NilaJones

One of the weird things about having a chronic illness is that people, even medical practitioners, can't really comprehend that chronic illnesses fluctuate in severity

Every time I get the tiniest bit better, every one of my five medical practitioners takes responsibility. And sometimes the improvement is from one of their treatments! But the others will certainly not listen to me if I say it's from somebody else's 😂

And my non-medical friends get super excited, as if this is the beginning of a permanent cure

Every time I get worse, my practitioners are visibly upset. Not just because they care about me (I appreciate that part!), but also because they thought their treatment was working

I don't know how my non-medical friends react, because usually I'm too sick to see them

*

This post is brought to you by somebody who was all praise god!!!11!! because I looked like I was doing better than the last time they saw me, several years ago

When I tried to explain that I had been better in the interim, and was now not doing so great by comparison, and was sad about it, their eyes went out of focus. I was not complying with the narrative

Apr 3 at 9:08pmWeb
Show threadYjeva 5d ago
@NilaJones
I get it. Most people only see me on my good days and have no idea how many bad ones I had in between or what I look like then.
Show threadJude🇵🇸5d ago
@NilaJones Frustrating. I used to work with Crohns patients. Even the ones responding well to treatment had a fluctuating journey. We used to explain it to them by drawing a wave pattern across a page, then drawing a horizontal line (= timeline) through the middle of the wave, so they could see dips above and below the line, representing the normal progression of the disease.
Show threadLemLems4d ago

@NilaJones

My working theory is that they don’t want the realities of chronic illness to be real - because that means that you can do everything “right” and still get bad and/or erratic outcomes. They find that notion scary and unpalatable so they choose to pretend it isn’t real.

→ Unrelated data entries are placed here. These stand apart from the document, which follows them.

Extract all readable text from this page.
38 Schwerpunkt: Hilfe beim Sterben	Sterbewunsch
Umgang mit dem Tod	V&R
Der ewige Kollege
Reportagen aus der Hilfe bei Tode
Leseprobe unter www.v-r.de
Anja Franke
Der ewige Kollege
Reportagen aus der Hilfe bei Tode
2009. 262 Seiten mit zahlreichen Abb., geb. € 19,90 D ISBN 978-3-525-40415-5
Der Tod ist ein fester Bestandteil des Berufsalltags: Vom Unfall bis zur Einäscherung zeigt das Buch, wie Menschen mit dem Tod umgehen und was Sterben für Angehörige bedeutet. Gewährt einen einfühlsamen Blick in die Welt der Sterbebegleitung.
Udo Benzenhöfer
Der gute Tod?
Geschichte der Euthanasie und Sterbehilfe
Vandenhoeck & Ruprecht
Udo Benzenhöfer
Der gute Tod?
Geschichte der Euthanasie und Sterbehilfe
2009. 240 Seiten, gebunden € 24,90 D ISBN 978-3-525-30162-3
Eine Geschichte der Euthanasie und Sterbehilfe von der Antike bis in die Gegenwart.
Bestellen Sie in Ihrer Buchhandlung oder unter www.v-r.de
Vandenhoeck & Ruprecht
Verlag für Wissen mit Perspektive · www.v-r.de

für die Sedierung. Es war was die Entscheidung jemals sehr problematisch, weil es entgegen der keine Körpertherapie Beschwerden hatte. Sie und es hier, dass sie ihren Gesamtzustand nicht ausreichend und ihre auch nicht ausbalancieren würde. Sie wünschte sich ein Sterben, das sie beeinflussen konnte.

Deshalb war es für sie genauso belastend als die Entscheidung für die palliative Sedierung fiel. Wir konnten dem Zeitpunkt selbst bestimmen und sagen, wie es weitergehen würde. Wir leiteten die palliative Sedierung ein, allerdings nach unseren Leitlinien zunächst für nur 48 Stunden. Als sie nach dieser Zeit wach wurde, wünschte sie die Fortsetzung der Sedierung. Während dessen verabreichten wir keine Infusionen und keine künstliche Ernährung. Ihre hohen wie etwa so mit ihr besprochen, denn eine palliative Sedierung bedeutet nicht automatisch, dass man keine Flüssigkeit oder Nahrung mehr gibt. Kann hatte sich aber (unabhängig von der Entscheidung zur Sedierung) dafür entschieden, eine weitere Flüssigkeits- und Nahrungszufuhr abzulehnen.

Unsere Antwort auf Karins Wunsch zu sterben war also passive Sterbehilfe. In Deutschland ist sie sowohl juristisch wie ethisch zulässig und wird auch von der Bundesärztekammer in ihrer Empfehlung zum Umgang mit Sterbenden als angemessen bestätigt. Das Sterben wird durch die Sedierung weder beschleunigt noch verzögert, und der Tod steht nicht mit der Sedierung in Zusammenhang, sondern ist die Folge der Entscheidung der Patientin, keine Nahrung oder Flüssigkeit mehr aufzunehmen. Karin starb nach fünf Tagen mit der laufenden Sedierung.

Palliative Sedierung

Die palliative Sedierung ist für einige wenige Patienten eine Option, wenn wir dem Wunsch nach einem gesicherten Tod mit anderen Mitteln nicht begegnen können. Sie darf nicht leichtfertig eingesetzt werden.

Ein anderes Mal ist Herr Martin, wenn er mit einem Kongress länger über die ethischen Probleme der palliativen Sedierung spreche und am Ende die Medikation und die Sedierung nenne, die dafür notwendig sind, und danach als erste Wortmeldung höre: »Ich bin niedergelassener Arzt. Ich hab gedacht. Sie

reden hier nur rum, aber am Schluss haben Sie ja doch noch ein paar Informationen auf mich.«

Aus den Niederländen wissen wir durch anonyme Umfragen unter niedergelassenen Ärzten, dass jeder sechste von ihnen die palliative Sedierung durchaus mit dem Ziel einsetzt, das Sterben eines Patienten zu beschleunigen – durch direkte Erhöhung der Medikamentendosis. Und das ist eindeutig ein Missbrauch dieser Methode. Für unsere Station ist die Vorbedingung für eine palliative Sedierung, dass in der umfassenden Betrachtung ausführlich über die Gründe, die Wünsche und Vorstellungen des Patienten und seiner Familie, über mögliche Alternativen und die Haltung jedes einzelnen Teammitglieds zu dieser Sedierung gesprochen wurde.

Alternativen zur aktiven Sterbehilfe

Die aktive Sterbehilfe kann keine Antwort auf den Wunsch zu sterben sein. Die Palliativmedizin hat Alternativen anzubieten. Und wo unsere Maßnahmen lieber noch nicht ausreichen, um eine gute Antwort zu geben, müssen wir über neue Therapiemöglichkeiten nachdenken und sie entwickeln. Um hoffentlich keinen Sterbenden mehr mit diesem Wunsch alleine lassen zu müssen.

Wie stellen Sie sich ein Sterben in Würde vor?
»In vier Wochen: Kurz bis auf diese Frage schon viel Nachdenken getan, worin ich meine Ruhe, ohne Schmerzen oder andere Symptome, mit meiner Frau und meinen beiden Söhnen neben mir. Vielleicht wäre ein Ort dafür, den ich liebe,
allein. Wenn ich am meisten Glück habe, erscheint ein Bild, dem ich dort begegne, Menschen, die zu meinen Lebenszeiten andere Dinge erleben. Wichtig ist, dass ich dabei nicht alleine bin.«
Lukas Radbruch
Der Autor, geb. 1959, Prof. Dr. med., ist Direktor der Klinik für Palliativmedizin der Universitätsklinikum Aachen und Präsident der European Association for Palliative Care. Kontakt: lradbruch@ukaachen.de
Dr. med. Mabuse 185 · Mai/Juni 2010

The fact that that invalidates the reality of our lives is sadly less important than their discomfort.

Show threadCetraria4d ago

@NilaJones I had to have this conversation with a friend recently. I had a pretty severe setback in December, and he apparently thought that before the setback I was all better. Uh, nope, I'd just stopped talking about it for a few years because what is there really to say. Yup, still spending 20+ hours a day in bed, how about you?

He was really distraught when I told him this is a permanent condition and it's unlikely I'll ever go back to "normal".

Show threadNilaJones4d ago

@Cetraria

Yeah it's so different from the way that medical issues are portrayed on TV

And because of the weird segregation of disabled people in our culture, people don't have any experience other than TV, unless they or a family member or very close friend has a chronic illness

And maybe not even then, if their friend or family member gets tired of talking about it!

Show threadCetraria4d ago
@NilaJones As many people as I know with family members who have chronic conditions, yet still seem clueless of how it works... I think part of that is TV, and part of it is puritanical moralizing garbage. If you just did yoga or lifted heavy things and ate kale/only meat/whatever ridiculous thing, you'd be fine. (Dude, that's not how autoimmune disorders work. That's not how much of anything works.)
Show threadJustME4d ago
@NilaJones I abhor with the fire of a thousand suns the linear progress narrative
Show threadHugs4friends ♾🇺🇦 🇵🇸😷3d ago
@NilaJones I've noticed that many doctors don't much appreciate patients they can't make 'better' with treatments. They take it as a personal affront, and blame the patient.
And relatives don't know what to do with "well, actually, it's worse," when you try not to depress them.